The cottage which stood near the current Queensland Parliament House was reputed to be the first privately owned home in Brisbane. It was built in the late 1840s and said to be still standing early in the twentieth century.

Richard James COLEY (almost always referred to as Captain Coley, although his links to the sea are undocumented, except in his obituary) was a well-known merchant in the colony and was appointed the Sergeant-at-Arms of the first Queensland Parliament. This position has responsibility for keeping order in the Assembly and protecting the Speaker. Fortunately the role is ceremonial, because by then Captain Coley was over 60 years old and in failing health.

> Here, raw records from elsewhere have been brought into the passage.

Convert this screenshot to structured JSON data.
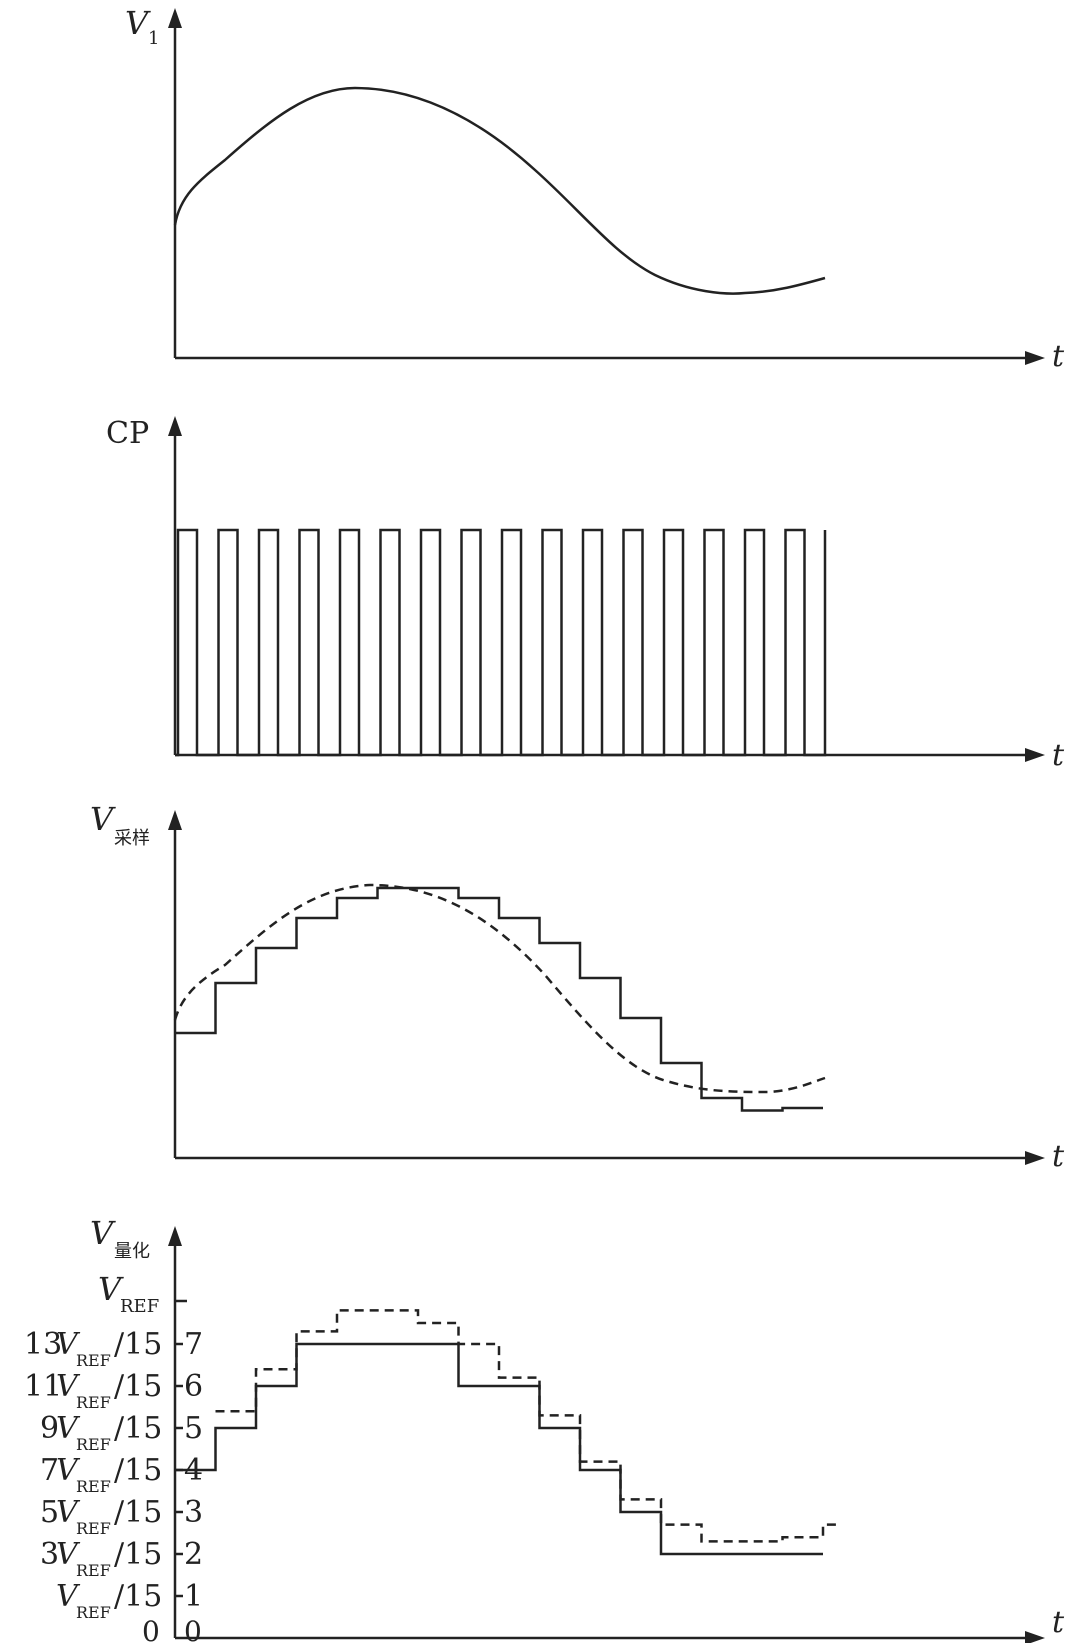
{
  "panel1": {
    "ylabel": "V",
    "ylabel_sub": "1",
    "xlabel": "t"
  },
  "panel2": {
    "ylabel": "CP",
    "xlabel": "t",
    "pulse_count": 16
  },
  "panel3": {
    "ylabel": "V",
    "ylabel_sub": "采样",
    "xlabel": "t"
  },
  "panel4": {
    "ylabel": "V",
    "ylabel_sub": "量化",
    "xlabel": "t",
    "vref_top": {
      "main": "V",
      "sub": "REF"
    },
    "levels": [
      {
        "coef": "13",
        "v": "V",
        "sub": "REF",
        "den": "/15",
        "code": "7"
      },
      {
        "coef": "11",
        "v": "V",
        "sub": "REF",
        "den": "/15",
        "code": "6"
      },
      {
        "coef": "9",
        "v": "V",
        "sub": "REF",
        "den": "/15",
        "code": "5"
      },
      {
        "coef": "7",
        "v": "V",
        "sub": "REF",
        "den": "/15",
        "code": "4"
      },
      {
        "coef": "5",
        "v": "V",
        "sub": "REF",
        "den": "/15",
        "code": "3"
      },
      {
        "coef": "3",
        "v": "V",
        "sub": "REF",
        "den": "/15",
        "code": "2"
      },
      {
        "coef": "",
        "v": "V",
        "sub": "REF",
        "den": "/15",
        "code": "1"
      }
    ],
    "zero_left": "0",
    "zero_right": "0"
  },
  "chart_data": {
    "type": "line",
    "samples": 16,
    "sampled_steps": [
      0.5,
      0.7,
      0.84,
      0.96,
      1.04,
      1.08,
      1.08,
      1.04,
      0.96,
      0.86,
      0.72,
      0.56,
      0.38,
      0.24,
      0.19,
      0.2
    ],
    "quantized_codes": [
      4,
      5,
      6,
      7,
      7,
      7,
      7,
      6,
      6,
      5,
      4,
      3,
      2,
      2,
      2,
      2
    ],
    "quantized_dashed": [
      5.4,
      6.4,
      7.3,
      7.8,
      7.8,
      7.5,
      7.0,
      6.2,
      5.3,
      4.2,
      3.3,
      2.7,
      2.3,
      2.3,
      2.4,
      2.7
    ]
  }
}
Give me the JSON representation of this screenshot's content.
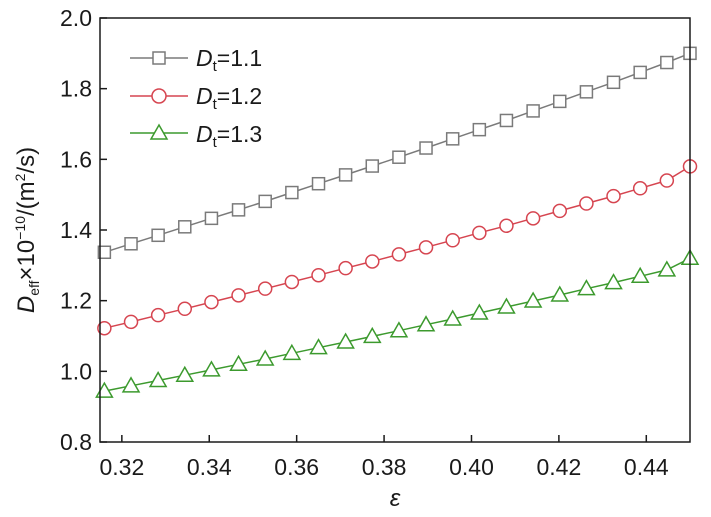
{
  "chart_data": {
    "type": "line",
    "title": "",
    "xlabel": "ε",
    "ylabel": "D",
    "ylabel_subscript": "eff",
    "ylabel_rest": "×10",
    "ylabel_exponent": "−10",
    "ylabel_unit_start": "/(m",
    "ylabel_unit_exponent": "2",
    "ylabel_unit_end": "/s)",
    "xlim": [
      0.315,
      0.45
    ],
    "ylim": [
      0.8,
      2.0
    ],
    "xticks": [
      "0.32",
      "0.34",
      "0.36",
      "0.38",
      "0.40",
      "0.42",
      "0.44"
    ],
    "xtick_values": [
      0.32,
      0.34,
      0.36,
      0.38,
      0.4,
      0.42,
      0.44
    ],
    "yticks": [
      "0.8",
      "1.0",
      "1.2",
      "1.4",
      "1.6",
      "1.8",
      "2.0"
    ],
    "ytick_values": [
      0.8,
      1.0,
      1.2,
      1.4,
      1.6,
      1.8,
      2.0
    ],
    "grid": false,
    "legend_position": "top-left",
    "x": [
      0.316,
      0.3221,
      0.3283,
      0.3344,
      0.3405,
      0.3467,
      0.3528,
      0.3589,
      0.365,
      0.3712,
      0.3773,
      0.3834,
      0.3896,
      0.3957,
      0.4018,
      0.408,
      0.4141,
      0.4202,
      0.4263,
      0.4325,
      0.4386,
      0.4447,
      0.45
    ],
    "series": [
      {
        "legend_base": "D",
        "legend_sub": "t",
        "legend_value": "=1.1",
        "color": "#7a7a7a",
        "marker": "square",
        "values": [
          1.337,
          1.361,
          1.385,
          1.409,
          1.433,
          1.457,
          1.481,
          1.506,
          1.531,
          1.556,
          1.581,
          1.606,
          1.632,
          1.658,
          1.684,
          1.71,
          1.737,
          1.764,
          1.791,
          1.818,
          1.846,
          1.874,
          1.9
        ]
      },
      {
        "legend_base": "D",
        "legend_sub": "t",
        "legend_value": "=1.2",
        "color": "#d64550",
        "marker": "circle",
        "values": [
          1.122,
          1.14,
          1.159,
          1.177,
          1.196,
          1.215,
          1.234,
          1.253,
          1.272,
          1.292,
          1.311,
          1.331,
          1.351,
          1.371,
          1.392,
          1.412,
          1.433,
          1.454,
          1.475,
          1.496,
          1.518,
          1.54,
          1.58
        ]
      },
      {
        "legend_base": "D",
        "legend_sub": "t",
        "legend_value": "=1.3",
        "color": "#3c9a2e",
        "marker": "triangle",
        "values": [
          0.944,
          0.959,
          0.974,
          0.989,
          1.004,
          1.02,
          1.035,
          1.051,
          1.067,
          1.083,
          1.099,
          1.115,
          1.132,
          1.148,
          1.165,
          1.182,
          1.199,
          1.216,
          1.234,
          1.251,
          1.269,
          1.287,
          1.32
        ]
      }
    ]
  }
}
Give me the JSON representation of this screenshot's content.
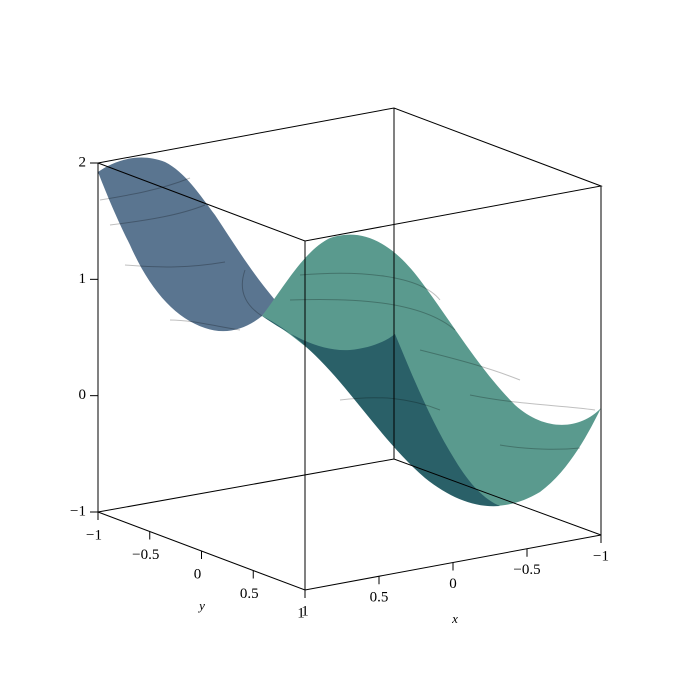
{
  "chart_data": {
    "type": "surface3d",
    "xlabel": "x",
    "ylabel": "y",
    "xlim": [
      -1,
      1
    ],
    "ylim": [
      -1,
      1
    ],
    "zlim": [
      -1,
      2
    ],
    "xticks": [
      {
        "value": -1,
        "label": "−1"
      },
      {
        "value": -0.5,
        "label": "−0.5"
      },
      0,
      0.5,
      1
    ],
    "yticks": [
      {
        "value": -1,
        "label": "−1"
      },
      {
        "value": -0.5,
        "label": "−0.5"
      },
      0,
      0.5,
      1
    ],
    "zticks": [
      {
        "value": -1,
        "label": "−1"
      },
      0,
      1,
      2
    ]
  }
}
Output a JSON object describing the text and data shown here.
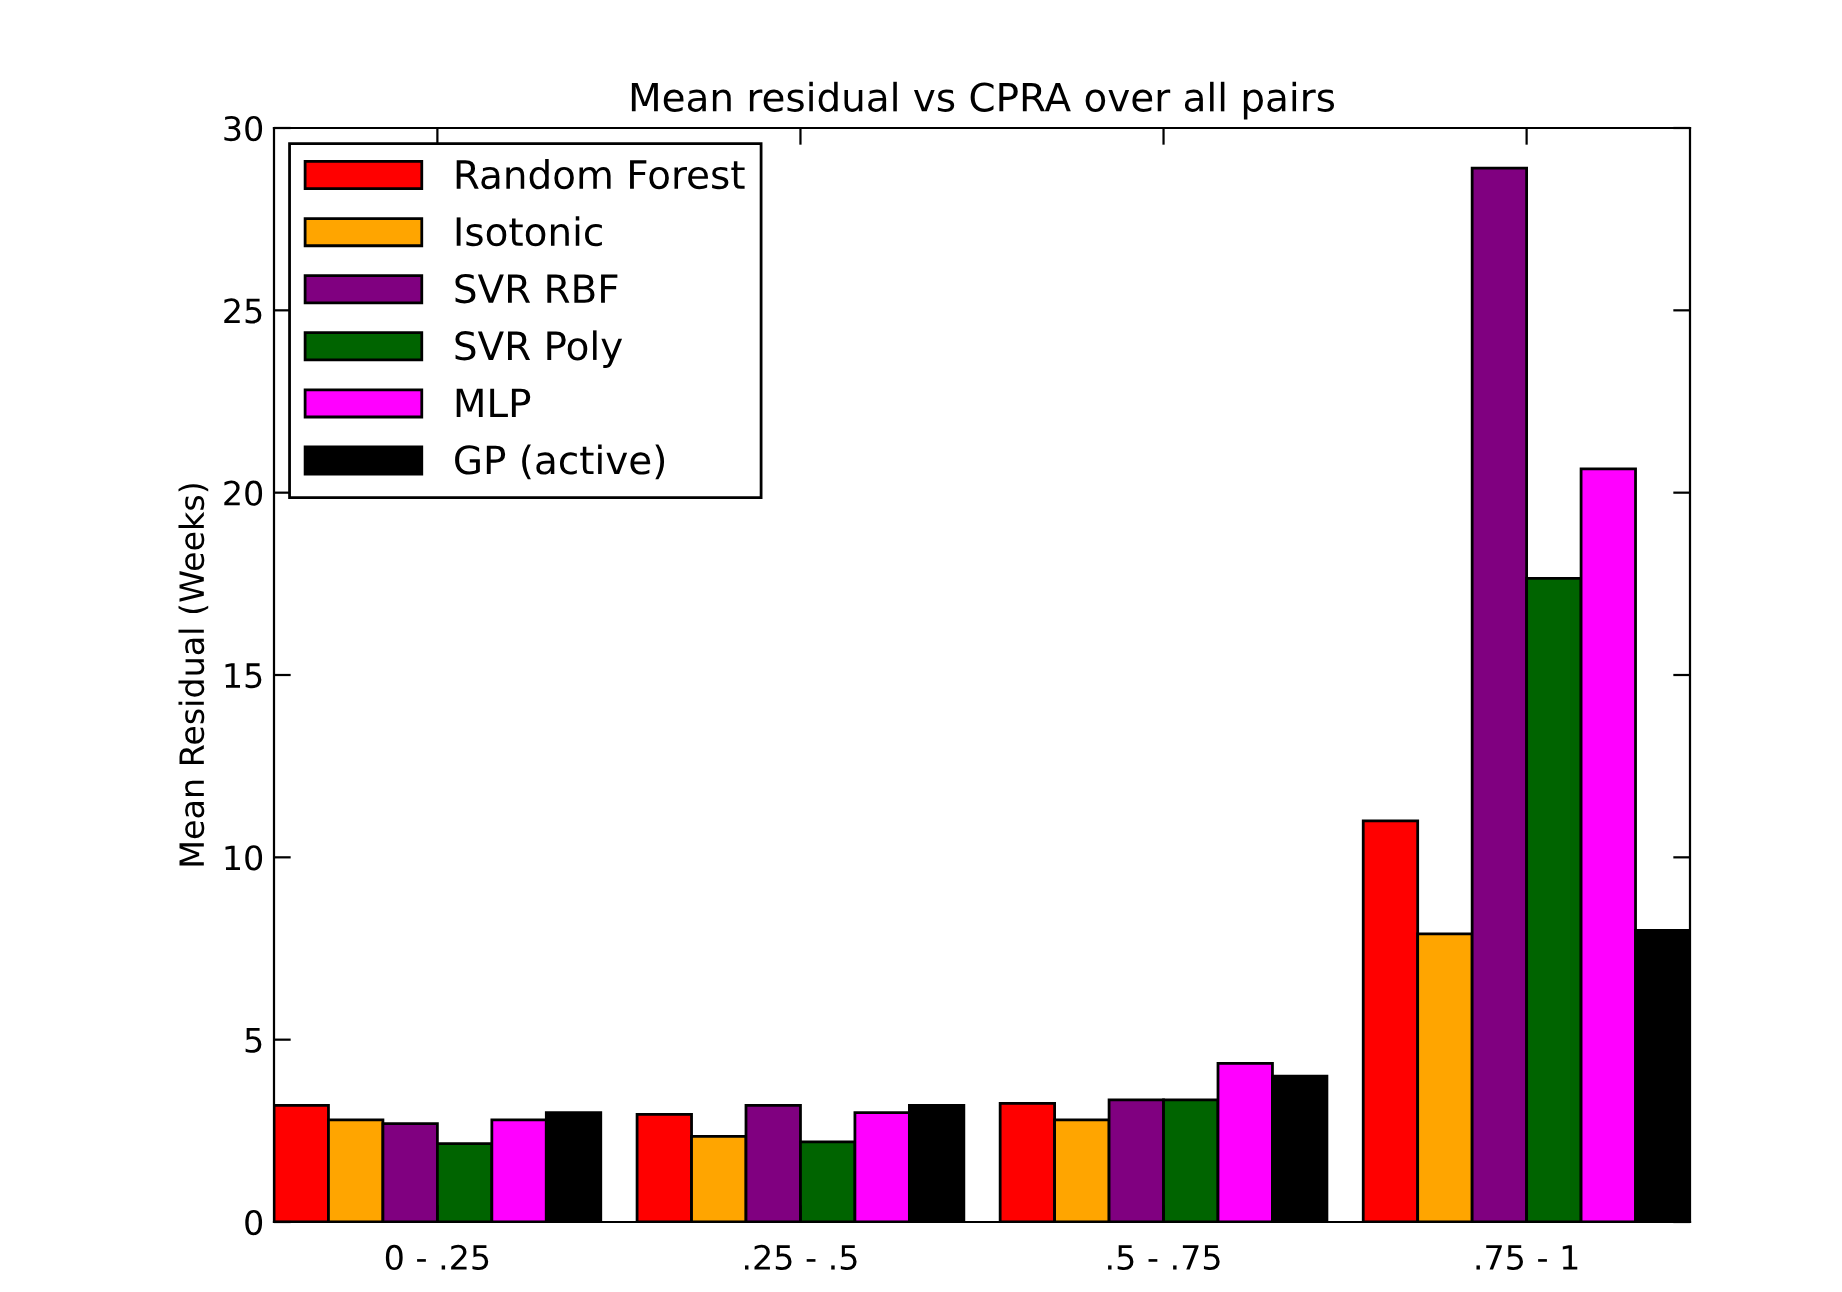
{
  "chart_data": {
    "type": "bar",
    "title": "Mean residual vs CPRA over all pairs",
    "ylabel": "Mean Residual (Weeks)",
    "categories": [
      "0 - .25",
      ".25 - .5",
      ".5 - .75",
      ".75 - 1"
    ],
    "series": [
      {
        "name": "Random Forest",
        "color": "#ff0000",
        "values": [
          3.2,
          2.95,
          3.25,
          11.0
        ]
      },
      {
        "name": "Isotonic",
        "color": "#ffa500",
        "values": [
          2.8,
          2.35,
          2.8,
          7.9
        ]
      },
      {
        "name": "SVR RBF",
        "color": "#800080",
        "values": [
          2.7,
          3.2,
          3.35,
          28.9
        ]
      },
      {
        "name": "SVR Poly",
        "color": "#006400",
        "values": [
          2.15,
          2.2,
          3.35,
          17.65
        ]
      },
      {
        "name": "MLP",
        "color": "#ff00ff",
        "values": [
          2.8,
          3.0,
          4.35,
          20.65
        ]
      },
      {
        "name": "GP (active)",
        "color": "#000000",
        "values": [
          3.0,
          3.2,
          4.0,
          8.0
        ]
      }
    ],
    "ylim": [
      0,
      30
    ],
    "yticks": [
      0,
      5,
      10,
      15,
      20,
      25,
      30
    ],
    "grid": false,
    "legend": "top left"
  }
}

Any links I could find to such a prominent early citizen of Queensland would be a terrific limb for the family tree. Nevertheless, I reminded myself that manufacturing links to desirable ancestors is not acceptable practice.

Sadly, Richard James COLEY died from a gunshot by his own hand in 1864. The Coroner ruled that it was due to "temporary insanity". An examination of his financial affairs showed the Captain was close to penury and that the famous cottage was heavily mortgaged. His son, also Richard James, died in Roma in 1872, allegedly by taking strychnine.

Perhaps a connection to this COLEY group would not be well-regarded when the family gathered? However, I must press on.

Richard COLEY had arrived in Brisbane in 1842 from van Diemen's Land (Tasmania). He had lived there since 1835 engaged in farming (and perhaps, coastal trading) with his brother-in-law after migrating from Norfolk in England. He was born in London in 1797 to Ann BLINKERN and Richard James COLEY (who had been a merchant Captain).

Since I now know that our proven COLEY ancestors were labourers who left the Black Country of the Midlands to arrive in Moreton Bay in 1866, there is no possibility of a link to the Captain and his famous cottage.

Was the time spent chasing down a negative result wasted? Certainly not, when I have learned so much about the context of the new colony into which our real ancestors moved.

And Coleyville? As always, that is a tale for another time.